Cilcare peut faire progresser ses essais cliniques. La biotech montpelliéraine annonce mercredi 4 décembre la levée de 21 M€, finalisant ainsi un tour de table d’un montant total de 40 M€. « Les fonds financeront deux essais cliniques de phase 2a pour le candidat médicament CIL001, ciblant la synaptopathie cochléaire (principale cause des troubles de compréhension dans le bruit, acouphènes, hyperacousie), ainsi que l’avancement du développement préclinique du candidat CIL003 », détaille la société dans un communiqué.
Cette levée de fonds réunit de nouveaux investisseurs : Shionogi & Co, LTD., et Sprim Global Investments ainsi que des investisseurs historiques tels que l’Aris (Agence régionale des investissements stratégiques) Occitanie, Sofilaro, (la filiale, spécialisée en capital investissement des caisses régionales du Crédit agricole du Languedoc et de Sud Méditerranée), Sud PME Croissance et l’University of Vermont Health Network, dont, pour le clin d’œil géographique, la capitale n’est autre que… Montpellier ! « C’est un fait du hasard », assure Celia Belline, la dynamique PDG de Cilcare. « La relation avec ce fonds s’est faite par l’entremise de la French american chamber of commerce of new england (FACCNE), que je remercie ici », précise-t-elle.
« Ce nouveau financement, complété par des accords stratégiques comme l’option de licence exclusive signée avec Shionogi Ltd (15 M€ en juin, ndlr). et le soutien des fonds France 2030 gérés par Bpifrance dans le cadre du programme Idemo (4,2 M€), marque une étape décisive dans la croissance de Cilcare », veut croire la PDG de la biotech montpelliéraine. « Il nous donne les moyens de réaliser nos ambitions, les moyens d’amener nos innovations en clinique, au plus près des patients et des soignants pour répondre concrètement à leurs attentes », soutient-elle.
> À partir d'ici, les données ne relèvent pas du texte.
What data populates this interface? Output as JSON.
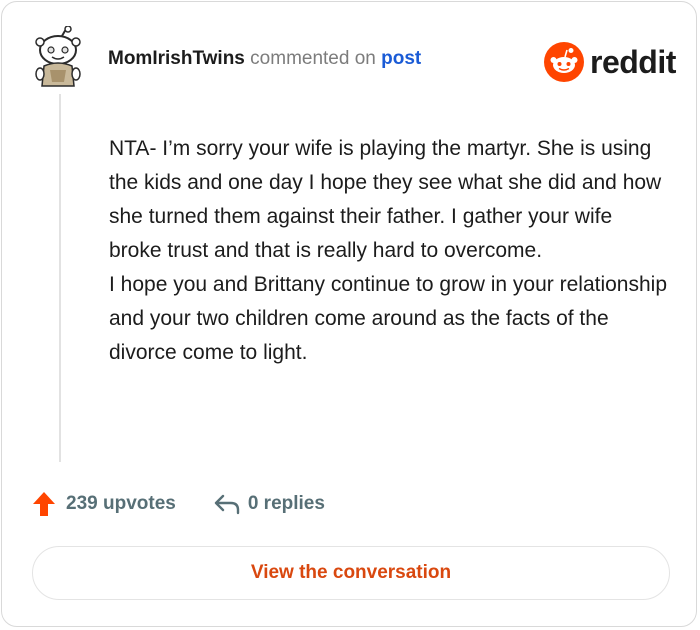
{
  "comment": {
    "username": "MomIrishTwins",
    "action_text": "commented on",
    "post_link_text": "post",
    "paragraphs": [
      "NTA- I’m sorry your wife is playing the martyr. She is using the kids and one day I hope they see what she did and how she turned them against their father. I gather your wife broke trust and that is really hard to overcome.",
      "I hope you and Brittany continue to grow in your relationship and your two children come around as the facts of the divorce come to light."
    ]
  },
  "brand": {
    "name": "reddit",
    "icon": "reddit-snoo-icon",
    "color": "#ff4500"
  },
  "stats": {
    "upvotes_label": "239 upvotes",
    "upvote_icon": "upvote-arrow-icon",
    "upvote_color": "#ff4500",
    "replies_label": "0 replies",
    "reply_icon": "reply-arrow-icon"
  },
  "cta": {
    "label": "View the conversation",
    "color": "#d9480f"
  },
  "avatar": {
    "icon": "snoo-avatar-icon"
  }
}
Depuis quelques années, Cilcare mène un travail visant notamment à identifier des biomarqueurs auditifs, dans le but de de mieux sélectionner les patients d’une part ; et d’évaluer plus précisément les thérapies en essais cliniques, d’autre part ; afin de mieux identifier les sous-populations à risque élevé de synaptopathie.
En juin dernier, l’accord signé par Cilcare avec le groupe pharmaceutique japonais Shionogi dans le cadre d’un contrat de licence d’exploitation des droits mondiaux de ses candidats médicaments CIL001 et CIL003 avait permis à la biotech française d’entrevoir, déjà, de belles perspectives. Dans le cadre de cet accord, Cilcaire est éligible « à recevoir jusqu’à 400 M€ en paiements d’étapes lors du développement et de la commercialisation réussis des candidats médicaments », réaffirme Célia Belline. Créée en 2014, la société montpelliéraine emploie actuellement 45 personnes, dont une partie à Boston.